A tribute to an amazing man.
"Here is the state of Hawaii. Here is the island of Oahu. Here‘s Honolulu, which is Hawaii‘s capital city, and here north of Honolulu on Kaneohe Bay is a big Marine Corp base. It used to be called the Naval Air Station Kaneohe Bay.
The day that Pearl Harbor was attacked, that naval air station at Kaneohe Bay got hit first, got hit seven minutes before Pearl Harbor did.
A chief petty officer named John Finn was in charge of the weapons on a squadron of PBY planes at that air base at that time. Now PBYs are planes that are also sort of boats. They fly like a plane, they land on the water. They can move in the water like a boat. PBYs were also bombers and they were also mounted with .50 caliber machine guns.

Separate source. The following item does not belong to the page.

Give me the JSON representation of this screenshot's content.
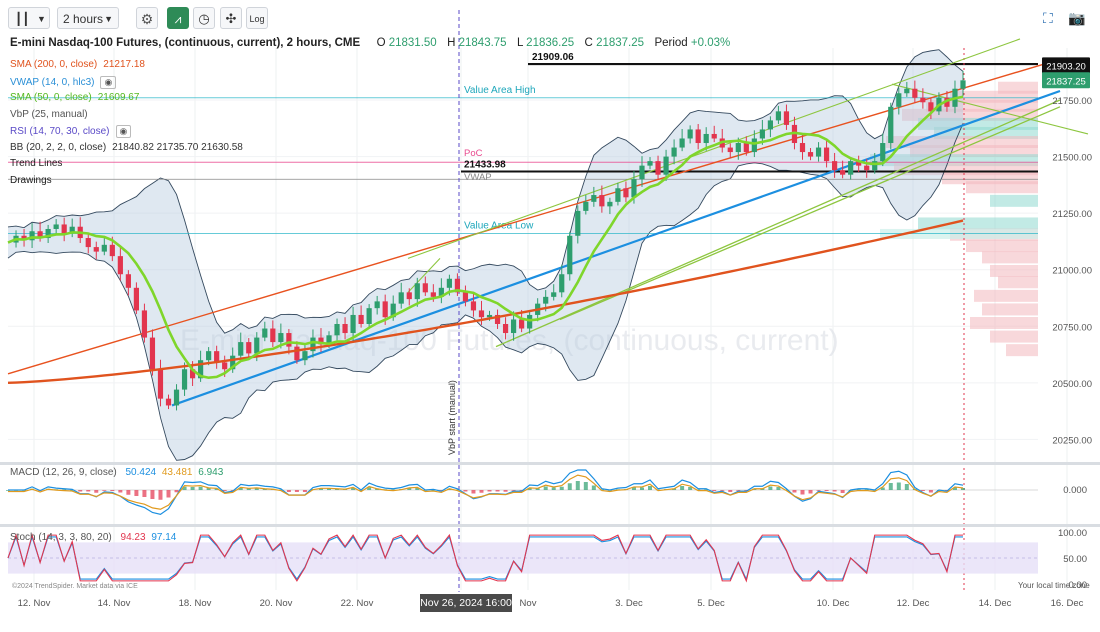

Now when the Japanese attacked on December 7, 1941, John Finn woke up to the sound of the attack. He raced to the hangars where his PBY planes were stored and there he found most of the planes already on fire on the ground. Some of the men from the squadron were actually trying to use the .50 caliber machine guns that were mounted in the burning planes to shoot at the Japanese fighters.
These huge machine guns were not designed to be used without something to mount them on. Hence, the clamoring over the burning planes to try to use them from those. But John Finn found an instruction stand. It wasn‘t supposed to be used for combat. It was supposed to be used as a stand to train people on how to use that gun.
John Finn grabbed a machine gun. He grabbed that instructional tripod as a makeshift mount, and he ran out into an open lot so that he could get the best possible shot at the Japanese planes that were attacking Hawaii. He went out in the open as the planes strafed that lot and the hangar over and over and over again.
John Finn was hit with shrapnel in 21 places. Shrapnel or bullets went through his chest, his belly, his arm, and his foot. He held that machine gun position in the open and kept firing at the attacking planes for two solid hours until the last Japanese plane was gone.
John Finn survived all those wounds. He stayed in the war. He was the first person awarded the nation‘s highest combat award, the Medal of Honor in World War II. John Finn died early this morning in San Diego. He was 100 years old. Mr. Finn will be buried with full military honors alongside his wife at the Campo Indian Reservation near California‘s border with Mexico.
And this upcoming weekend is a three-day weekend in America for a reason."